Blackbird From , joined Dec 1969, posts, RR: Posted (6 years 1 week 6 days 6 hours ago) and read 5998 times:
I remember reading something about the F100 having these variable inlet-guide vanes (in addition to the regular variable-guide vanes in between the compressor stages) which are designed to lower the pressure-ratio at high-speed.
Is this true?
BTW: If so, and assuming it's not classified, does it work incrementally adjusting as the speed goes up, or all at once, when a certain mach-number or engine/compressor temp is reached?
DeltaGuy From , joined Dec 1969, posts, RR:
Reply 3, posted (6 years 1 week 5 hours ago) and read 5727 times:
No EEDF, it's not classified, not at all. It's a damn near 40 yr old engine.
They're first stage vanes, the very first stage of the engine is stators, and that's where they exist. They incrementally move more open as N1 and N2 come up, and are full open at mil power, I can't remember the exact full open point. They're scheduled by the DEEC (F-100-220/229)(On the F-100-100 that would be the EEC), and in case of DEEC failure and reversion to secondary mode, then they'll slam full closed..."better slow than blow" was what they said.
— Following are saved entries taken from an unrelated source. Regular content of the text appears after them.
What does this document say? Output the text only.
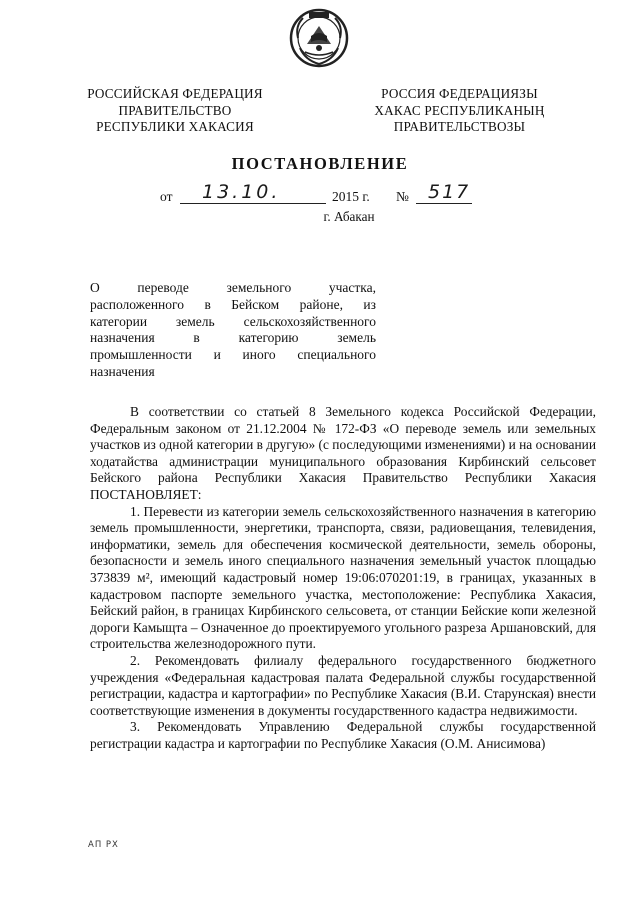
РОССИЙСКАЯ ФЕДЕРАЦИЯ
ПРАВИТЕЛЬСТВО
РЕСПУБЛИКИ ХАКАСИЯ
РОССИЯ ФЕДЕРАЦИЯЗЫ
ХАКАС РЕСПУБЛИКАНЫҢ
ПРАВИТЕЛЬСТВОЗЫ
ПОСТАНОВЛЕНИЕ
от 13.10.	2015 г. № 517
г. Абакан
О переводе земельного участка,
расположенного в Бейском районе, из
категории земель сельскохозяйственного
назначения в категорию земель
промышленности и иного специального
назначения

В соответствии со статьей 8 Земельного кодекса Российской Федерации, Федеральным законом от 21.12.2004 № 172-ФЗ «О переводе земель или земельных участков из одной категории в другую» (с последующими изменениями) и на основании ходатайства администрации муниципального образования Кирбинский сельсовет Бейского района Республики Хакасия Правительство Республики Хакасия ПОСТАНОВЛЯЕТ:

1. Перевести из категории земель сельскохозяйственного назначения в категорию земель промышленности, энергетики, транспорта, связи, радиовещания, телевидения, информатики, земель для обеспечения космической деятельности, земель обороны, безопасности и земель иного специального назначения земельный участок площадью 373839 м², имеющий кадастровый номер 19:06:070201:19, в границах, указанных в кадастровом паспорте земельного участка, местоположение: Республика Хакасия, Бейский район, в границах Кирбинского сельсовета, от станции Бейские копи железной дороги Камыщта – Означенное до проектируемого угольного разреза Аршановский, для строительства железнодорожного пути.

2. Рекомендовать филиалу федерального государственного бюджетного учреждения «Федеральная кадастровая палата Федеральной службы государственной регистрации, кадастра и картографии» по Республике Хакасия (В.И. Старунская) внести соответствующие изменения в документы государственного кадастра недвижимости.

3. Рекомендовать Управлению Федеральной службы государственной регистрации кадастра и картографии по Республике Хакасия (О.М. Анисимова)

АП РХ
Blackbird From , joined Dec 1969, posts, RR:
Reply 7, posted (6 years 5 days 19 hours ago) and read 5640 times:
I thought it used a variable inlet-guide vane system kind of like the J-58 (I'm not just talking about the J-58's that powered the Blackbird, but all J-58's to my knowledge, even the early designs pre-Blackbird era). Past a certain compressor inlet temp, the guide-vane would adjust position lowering the alpha of the airflow to the compressor effectively lowering the pressure ratio of the engine. The idea was that it would also lower the turbine-inlet temperature and at a high-enough speed you'd derive enough off ram-compression anyway.